Long tail versus short tail
For those of you who don't know already, the term 'long tail' refers to searches that contain a large number of words, and is the opposite of 'short tail'. 'SEO Manchester and online marketing specialists' is a good example of a long tail, while 'SEO' is a classic short tail. Exactly how many words are required to qualify as a long tail is debatable, but four or more is the generally accepted figure.
Many SEO consultants, and by extension their clients, have an overriding focus on short tail. It is obviously fantastic news if you rank number one for a term like 'SEO'. However, there can be an extraordinary level of competition for generic terms like this, and chances are that you'll be going head to head against rivals with far more in the way of time, money and manpower. Frankly, the odds are stacked against you.
This is where a long-tail strategy really comes into its own. The amount of competition for lengthy phrases is much lower, simply because there are more variations to target and most people are focused on the short tail. It is much easier to top Google for long-tail terms, and so generate a greater volume of clicks. Importantly, the conversion rate on these phrases is also much higher.
The logic of long tail
It makes perfect sense when you think about it. Somebody typing in 'SEO' might want a Manchester SEO specialist, or they might want an expert based closer to home, or they might simply be trying to find out what the letters stand for:
There are many reasons why people are typing more words into search boxes. For instance, everyone is getting better at devising searches that return the information they need, and search boxes are gradually getting larger. But perhaps one of the big drivers is the arrival of Google Instant, which delivers fresh search engine results pages in real time as new letters are typed in.

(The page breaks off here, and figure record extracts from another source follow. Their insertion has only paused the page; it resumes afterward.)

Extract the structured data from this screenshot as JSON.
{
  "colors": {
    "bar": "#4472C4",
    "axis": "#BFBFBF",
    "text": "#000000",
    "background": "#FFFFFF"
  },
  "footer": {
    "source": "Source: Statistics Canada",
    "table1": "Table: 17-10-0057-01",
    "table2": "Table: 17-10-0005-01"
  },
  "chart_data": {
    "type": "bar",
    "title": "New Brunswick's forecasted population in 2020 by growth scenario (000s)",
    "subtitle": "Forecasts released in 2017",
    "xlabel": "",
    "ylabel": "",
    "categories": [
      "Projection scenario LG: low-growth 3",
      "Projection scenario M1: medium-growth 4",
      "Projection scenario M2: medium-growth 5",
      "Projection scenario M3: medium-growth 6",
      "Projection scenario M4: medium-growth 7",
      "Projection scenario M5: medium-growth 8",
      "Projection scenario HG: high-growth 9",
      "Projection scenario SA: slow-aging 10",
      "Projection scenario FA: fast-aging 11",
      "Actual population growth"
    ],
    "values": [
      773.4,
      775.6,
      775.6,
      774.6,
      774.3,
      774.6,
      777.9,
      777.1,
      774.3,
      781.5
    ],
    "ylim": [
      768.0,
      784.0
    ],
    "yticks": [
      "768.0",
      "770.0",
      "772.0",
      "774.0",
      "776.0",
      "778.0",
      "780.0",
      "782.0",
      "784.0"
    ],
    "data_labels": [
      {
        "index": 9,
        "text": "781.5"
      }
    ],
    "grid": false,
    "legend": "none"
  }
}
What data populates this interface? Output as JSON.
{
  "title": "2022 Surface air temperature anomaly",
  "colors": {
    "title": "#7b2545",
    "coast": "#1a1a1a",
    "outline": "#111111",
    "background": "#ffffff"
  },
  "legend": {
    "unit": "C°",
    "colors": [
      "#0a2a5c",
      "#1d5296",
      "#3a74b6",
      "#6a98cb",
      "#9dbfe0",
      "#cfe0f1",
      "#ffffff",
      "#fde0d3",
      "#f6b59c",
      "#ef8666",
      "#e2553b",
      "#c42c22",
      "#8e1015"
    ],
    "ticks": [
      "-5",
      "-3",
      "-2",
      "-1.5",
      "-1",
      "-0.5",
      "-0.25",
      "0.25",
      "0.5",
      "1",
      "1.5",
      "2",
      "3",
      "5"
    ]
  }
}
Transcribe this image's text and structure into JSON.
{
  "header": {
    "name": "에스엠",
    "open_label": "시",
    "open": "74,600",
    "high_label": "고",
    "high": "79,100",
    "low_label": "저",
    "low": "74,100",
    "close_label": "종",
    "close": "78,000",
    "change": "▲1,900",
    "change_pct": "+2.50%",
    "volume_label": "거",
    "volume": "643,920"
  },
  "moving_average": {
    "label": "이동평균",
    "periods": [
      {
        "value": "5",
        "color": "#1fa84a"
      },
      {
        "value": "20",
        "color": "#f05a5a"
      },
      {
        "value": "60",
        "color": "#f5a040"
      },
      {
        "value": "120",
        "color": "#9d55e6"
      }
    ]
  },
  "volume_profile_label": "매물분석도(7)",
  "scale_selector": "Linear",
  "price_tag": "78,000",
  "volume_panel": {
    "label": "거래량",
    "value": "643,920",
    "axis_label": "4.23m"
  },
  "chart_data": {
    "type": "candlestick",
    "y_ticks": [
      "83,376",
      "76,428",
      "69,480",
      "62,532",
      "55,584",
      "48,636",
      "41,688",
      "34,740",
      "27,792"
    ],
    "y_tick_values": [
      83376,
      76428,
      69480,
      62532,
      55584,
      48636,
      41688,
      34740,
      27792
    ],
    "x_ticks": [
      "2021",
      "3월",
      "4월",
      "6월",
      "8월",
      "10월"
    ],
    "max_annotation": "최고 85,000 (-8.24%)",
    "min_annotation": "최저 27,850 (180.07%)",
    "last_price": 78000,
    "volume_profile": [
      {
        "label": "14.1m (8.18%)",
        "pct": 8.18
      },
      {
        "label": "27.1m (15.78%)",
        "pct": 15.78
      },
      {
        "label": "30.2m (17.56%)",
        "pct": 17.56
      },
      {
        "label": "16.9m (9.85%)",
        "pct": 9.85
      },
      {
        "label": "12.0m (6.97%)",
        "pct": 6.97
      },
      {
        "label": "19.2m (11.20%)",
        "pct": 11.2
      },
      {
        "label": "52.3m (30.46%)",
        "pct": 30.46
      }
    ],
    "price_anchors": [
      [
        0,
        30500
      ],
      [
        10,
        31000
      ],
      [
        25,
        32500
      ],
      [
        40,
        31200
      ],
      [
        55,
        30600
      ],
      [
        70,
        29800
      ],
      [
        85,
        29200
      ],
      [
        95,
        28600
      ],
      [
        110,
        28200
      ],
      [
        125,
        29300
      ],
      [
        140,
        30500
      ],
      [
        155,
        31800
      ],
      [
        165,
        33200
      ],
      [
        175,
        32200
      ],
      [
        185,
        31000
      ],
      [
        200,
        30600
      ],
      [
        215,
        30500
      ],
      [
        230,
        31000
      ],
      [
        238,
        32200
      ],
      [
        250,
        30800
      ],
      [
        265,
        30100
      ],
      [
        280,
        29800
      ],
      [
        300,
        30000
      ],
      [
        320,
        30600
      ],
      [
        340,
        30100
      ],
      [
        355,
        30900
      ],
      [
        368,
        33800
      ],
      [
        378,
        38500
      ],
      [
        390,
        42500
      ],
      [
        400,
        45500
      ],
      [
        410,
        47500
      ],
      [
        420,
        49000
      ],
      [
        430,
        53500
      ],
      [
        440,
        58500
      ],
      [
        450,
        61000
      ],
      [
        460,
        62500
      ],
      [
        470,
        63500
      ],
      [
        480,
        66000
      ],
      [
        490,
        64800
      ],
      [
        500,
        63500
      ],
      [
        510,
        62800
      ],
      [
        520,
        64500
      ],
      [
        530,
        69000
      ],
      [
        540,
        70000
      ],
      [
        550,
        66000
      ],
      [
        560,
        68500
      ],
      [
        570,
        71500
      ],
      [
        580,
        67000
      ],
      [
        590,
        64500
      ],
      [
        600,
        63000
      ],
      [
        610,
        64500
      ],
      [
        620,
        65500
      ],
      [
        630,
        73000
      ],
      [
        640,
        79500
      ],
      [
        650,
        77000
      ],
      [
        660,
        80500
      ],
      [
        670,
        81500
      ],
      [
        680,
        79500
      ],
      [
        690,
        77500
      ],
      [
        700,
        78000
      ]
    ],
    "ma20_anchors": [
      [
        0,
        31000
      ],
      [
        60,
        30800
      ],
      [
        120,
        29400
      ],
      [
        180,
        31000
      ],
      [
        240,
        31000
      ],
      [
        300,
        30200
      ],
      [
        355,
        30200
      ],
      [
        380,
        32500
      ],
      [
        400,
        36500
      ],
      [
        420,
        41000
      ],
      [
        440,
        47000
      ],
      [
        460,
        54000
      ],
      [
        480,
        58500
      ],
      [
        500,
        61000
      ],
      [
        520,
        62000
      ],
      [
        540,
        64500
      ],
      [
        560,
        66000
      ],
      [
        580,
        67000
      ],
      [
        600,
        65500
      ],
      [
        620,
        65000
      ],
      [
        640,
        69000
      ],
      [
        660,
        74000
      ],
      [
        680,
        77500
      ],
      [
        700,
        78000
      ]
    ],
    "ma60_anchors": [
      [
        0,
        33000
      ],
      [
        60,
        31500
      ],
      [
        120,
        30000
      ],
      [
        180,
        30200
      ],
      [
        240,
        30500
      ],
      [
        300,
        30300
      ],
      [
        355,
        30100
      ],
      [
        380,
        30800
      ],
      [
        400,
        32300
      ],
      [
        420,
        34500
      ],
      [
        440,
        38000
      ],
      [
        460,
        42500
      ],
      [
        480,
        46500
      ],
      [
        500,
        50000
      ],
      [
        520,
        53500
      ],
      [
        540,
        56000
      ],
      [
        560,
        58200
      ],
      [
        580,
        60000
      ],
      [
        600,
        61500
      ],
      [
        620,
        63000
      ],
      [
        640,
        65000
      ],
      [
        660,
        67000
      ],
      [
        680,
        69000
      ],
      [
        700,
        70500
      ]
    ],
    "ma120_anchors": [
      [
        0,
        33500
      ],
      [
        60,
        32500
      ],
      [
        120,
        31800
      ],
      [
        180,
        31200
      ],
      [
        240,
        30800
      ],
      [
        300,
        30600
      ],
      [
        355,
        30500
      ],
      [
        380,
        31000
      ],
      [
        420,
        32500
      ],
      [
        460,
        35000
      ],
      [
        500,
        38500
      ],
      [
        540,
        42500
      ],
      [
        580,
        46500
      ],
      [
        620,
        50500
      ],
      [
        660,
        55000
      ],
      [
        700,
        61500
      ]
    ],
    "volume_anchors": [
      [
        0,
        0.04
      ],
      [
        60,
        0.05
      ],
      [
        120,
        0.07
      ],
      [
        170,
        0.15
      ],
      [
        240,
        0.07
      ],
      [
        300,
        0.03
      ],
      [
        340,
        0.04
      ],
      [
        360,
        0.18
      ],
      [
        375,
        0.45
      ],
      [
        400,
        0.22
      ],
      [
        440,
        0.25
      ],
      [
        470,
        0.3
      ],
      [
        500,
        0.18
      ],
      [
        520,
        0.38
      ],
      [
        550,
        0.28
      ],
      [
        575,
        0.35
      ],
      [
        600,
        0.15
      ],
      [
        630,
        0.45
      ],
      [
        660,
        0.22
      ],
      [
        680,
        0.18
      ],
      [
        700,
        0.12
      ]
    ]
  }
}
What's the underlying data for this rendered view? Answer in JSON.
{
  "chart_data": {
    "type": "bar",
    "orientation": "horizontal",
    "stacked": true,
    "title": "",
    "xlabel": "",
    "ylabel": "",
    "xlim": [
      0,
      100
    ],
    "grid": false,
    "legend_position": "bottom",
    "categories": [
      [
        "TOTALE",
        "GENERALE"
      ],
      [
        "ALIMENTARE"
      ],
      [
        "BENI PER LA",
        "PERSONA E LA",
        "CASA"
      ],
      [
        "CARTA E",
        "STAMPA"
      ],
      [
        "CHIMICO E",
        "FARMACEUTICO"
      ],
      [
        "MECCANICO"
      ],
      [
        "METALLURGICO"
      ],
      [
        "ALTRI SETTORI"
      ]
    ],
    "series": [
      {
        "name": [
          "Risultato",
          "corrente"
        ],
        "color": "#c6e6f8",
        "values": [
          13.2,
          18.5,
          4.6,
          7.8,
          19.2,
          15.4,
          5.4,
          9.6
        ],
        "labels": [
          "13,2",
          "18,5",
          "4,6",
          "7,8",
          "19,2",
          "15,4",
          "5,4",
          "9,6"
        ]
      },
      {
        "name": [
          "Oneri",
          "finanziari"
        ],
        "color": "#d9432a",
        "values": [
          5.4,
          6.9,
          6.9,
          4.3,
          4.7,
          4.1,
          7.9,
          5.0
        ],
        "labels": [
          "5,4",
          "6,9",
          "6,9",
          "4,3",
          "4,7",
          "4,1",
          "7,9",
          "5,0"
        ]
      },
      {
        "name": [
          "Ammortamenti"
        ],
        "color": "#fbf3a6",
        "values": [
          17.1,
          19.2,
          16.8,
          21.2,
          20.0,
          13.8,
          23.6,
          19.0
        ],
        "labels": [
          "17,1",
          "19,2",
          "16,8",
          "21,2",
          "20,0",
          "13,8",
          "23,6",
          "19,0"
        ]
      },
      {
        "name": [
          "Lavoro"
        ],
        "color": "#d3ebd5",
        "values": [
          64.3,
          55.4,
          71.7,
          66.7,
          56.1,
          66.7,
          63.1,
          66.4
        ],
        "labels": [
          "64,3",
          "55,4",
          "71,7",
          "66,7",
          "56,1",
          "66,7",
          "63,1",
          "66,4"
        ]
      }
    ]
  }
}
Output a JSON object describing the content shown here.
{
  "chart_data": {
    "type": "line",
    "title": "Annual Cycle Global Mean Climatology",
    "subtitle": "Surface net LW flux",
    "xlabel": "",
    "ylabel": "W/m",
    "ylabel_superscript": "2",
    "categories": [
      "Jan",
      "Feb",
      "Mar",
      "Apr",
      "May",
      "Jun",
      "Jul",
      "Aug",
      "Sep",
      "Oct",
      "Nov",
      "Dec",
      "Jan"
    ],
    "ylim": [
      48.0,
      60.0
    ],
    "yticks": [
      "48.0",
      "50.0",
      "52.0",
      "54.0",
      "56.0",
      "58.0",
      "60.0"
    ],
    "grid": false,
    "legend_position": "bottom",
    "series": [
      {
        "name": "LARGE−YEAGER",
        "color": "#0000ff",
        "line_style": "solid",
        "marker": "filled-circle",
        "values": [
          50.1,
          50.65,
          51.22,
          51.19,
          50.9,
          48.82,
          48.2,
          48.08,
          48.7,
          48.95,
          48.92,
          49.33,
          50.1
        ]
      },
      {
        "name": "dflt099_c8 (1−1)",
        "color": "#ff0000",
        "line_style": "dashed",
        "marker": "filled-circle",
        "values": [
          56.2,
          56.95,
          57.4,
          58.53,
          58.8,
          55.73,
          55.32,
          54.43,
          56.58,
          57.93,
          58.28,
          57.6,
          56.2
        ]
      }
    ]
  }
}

Last autumn, when Google Instant launched, many commentators speculated that it signalled the death knell for long tail. Why would people finish typing in 6-word queries when they are presented with results after just a few letters?
The truth is somewhat different. With Google Instant, users are realising that long-tail queries deliver better results than their short-tail counterparts. They are finding as they type that a search for 'SEO' doesn't help them find a Manchester SEO specialist, but that 'SEO Manchester' has a relatively high success rate and 'SEO Manchester and online marketing specialists' offers exactly the results they are looking for. Next time they search, they will remember to be more precise.
Google Instant is one of the biggest things to happen to SEO in recent years. It has changed many aspects of search. But far from killing off lengthy searches, Google Instant has actually driven the growth of long tail.